A gamificação do cinema é uma tendência notável em obras que incorporam elementos característicos dos videogames, proporcionando uma experiência cinematográfica que se torna uma jornada imersiva. Essa abordagem não se limita apenas às adaptações de jogos, mas também se manifesta por meio de uma variedade de recursos, desde a estrutura narrativa até a estética visual, demonstrando uma convergência entre os dois universos. No cinema gamificado, podemos observar uma estrutura segmentada que evoca as fases de um jogo, com o protagonista enfrentando novos desafios e obstáculos a cada etapa, refletindo assim uma progressão similar àquela encontrada nos jogos.

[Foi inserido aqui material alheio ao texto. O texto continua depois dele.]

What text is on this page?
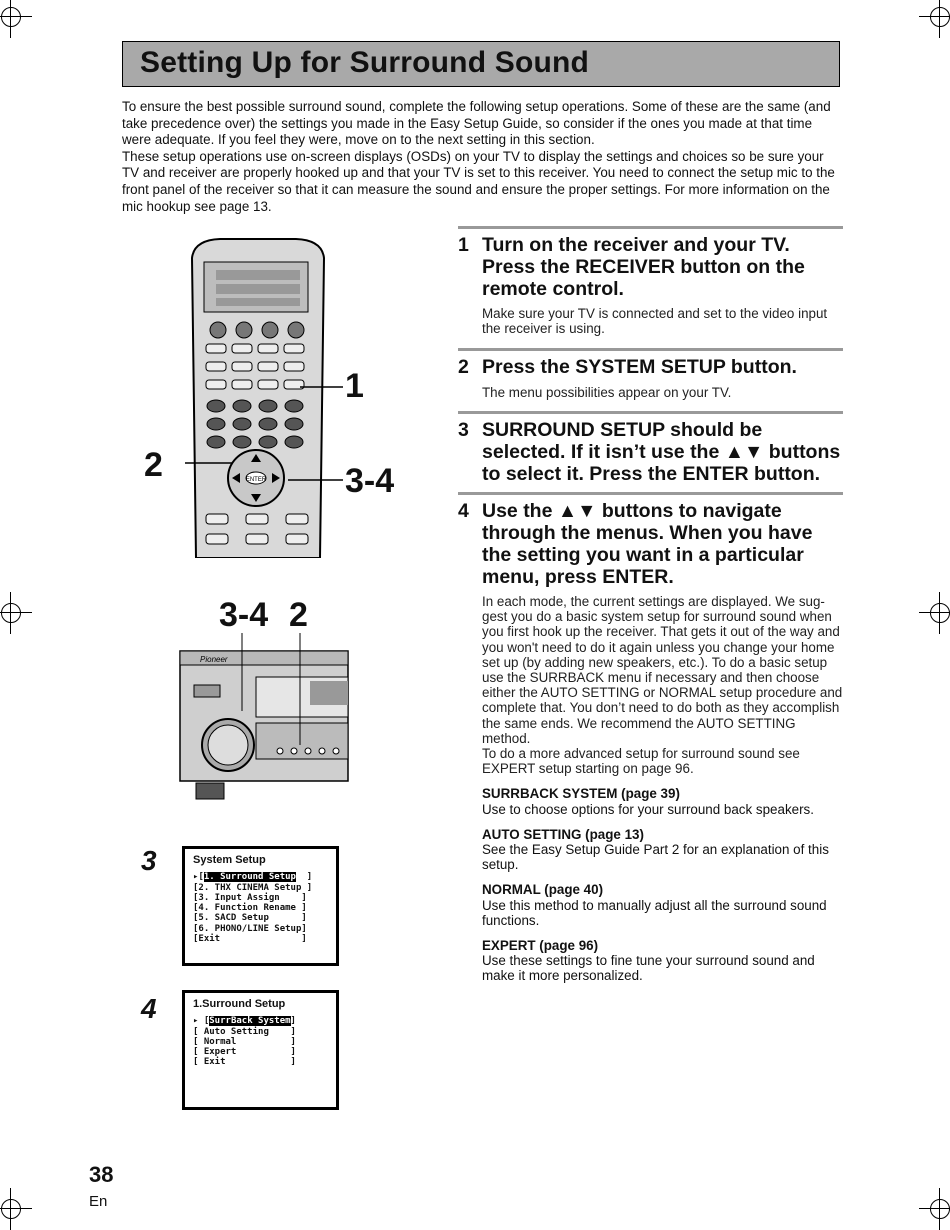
Setting Up for Surround Sound

To ensure the best possible surround sound, complete the following setup operations. Some of these are the same (and take precedence over) the settings you made in the Easy Setup Guide, so consider if the ones you made at that time were adequate. If you feel they were, move on to the next setting in this section.

These setup operations use on-screen displays (OSDs) on your TV to display the settings and choices so be sure your TV and receiver are properly hooked up and that your TV is set to this receiver. You need to connect the setup mic to the front panel of the receiver so that it can measure the sound and ensure the proper settings. For more information on the mic hookup see page 13.

ENTER
1
2	3-4
3-4 2
Pioneer
3	System Setup
▸[1. Surround Setup  ]
[2. THX CINEMA Setup ]
[3. Input Assign    ]
[4. Function Rename ]
[5. SACD Setup      ]
[6. PHONO/LINE Setup]
[Exit               ]
4	1.Surround Setup
▸ [SurrBack System]
[ Auto Setting    ]
[ Normal          ]
[ Expert          ]
[ Exit            ]
1 Turn on the receiver and your TV. Press the RECEIVER button on the remote control.
Make sure your TV is connected and set to the video input the receiver is using.
2 Press the SYSTEM SETUP button.
The menu possibilities appear on your TV.
3 SURROUND SETUP should be selected. If it isn’t use the ▲▼ buttons to select it. Press the ENTER button.
4 Use the ▲▼ buttons to navigate through the menus. When you have the setting you want in a particular menu, press ENTER.
In each mode, the current settings are displayed. We sug-gest you do a basic system setup for surround sound when you first hook up the receiver. That gets it out of the way and you won't need to do it again unless you change your home set up (by adding new speakers, etc.). To do a basic setup use the SURRBACK menu if necessary and then choose either the AUTO SETTING or NORMAL setup procedure and complete that. You don’t need to do both as they accomplish the same ends. We recommend the AUTO SETTING method.
To do a more advanced setup for surround sound see EXPERT setup starting on page 96.
SURRBACK SYSTEM (page 39)
Use to choose options for your surround back speakers.
AUTO SETTING (page 13)
See the Easy Setup Guide Part 2 for an explanation of this setup.
NORMAL (page 40)
Use this method to manually adjust all the surround sound functions.
EXPERT (page 96)
Use these settings to fine tune your surround sound and make it more personalized.
38
En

Aqueles familiarizados com jogos de plataforma compreendem bem a abordagem que frequentemente se concentra em torno de um tema central, como a sobrevivência. Ao incorporar esse estilo em uma dinâmica cinematográfica, introduzem-se elementos característicos dos videogames, como avatares, simulações e objetivos claros. O ambiente em que o personagem se encontra, portanto, detém um poder narrativo muito mais significativo do que a própria história; em outras palavras, a interação entre o espaço e o personagem é mais preponderante do que o texto narrativo. Afinal, em um jogo, o jogador está mais preocupado com as movimentações, as fases e a estratégia para derrotar o vilão, tirando o máximo proveito dos elementos proporcionados pelo cenário, do que com a narrativa em si.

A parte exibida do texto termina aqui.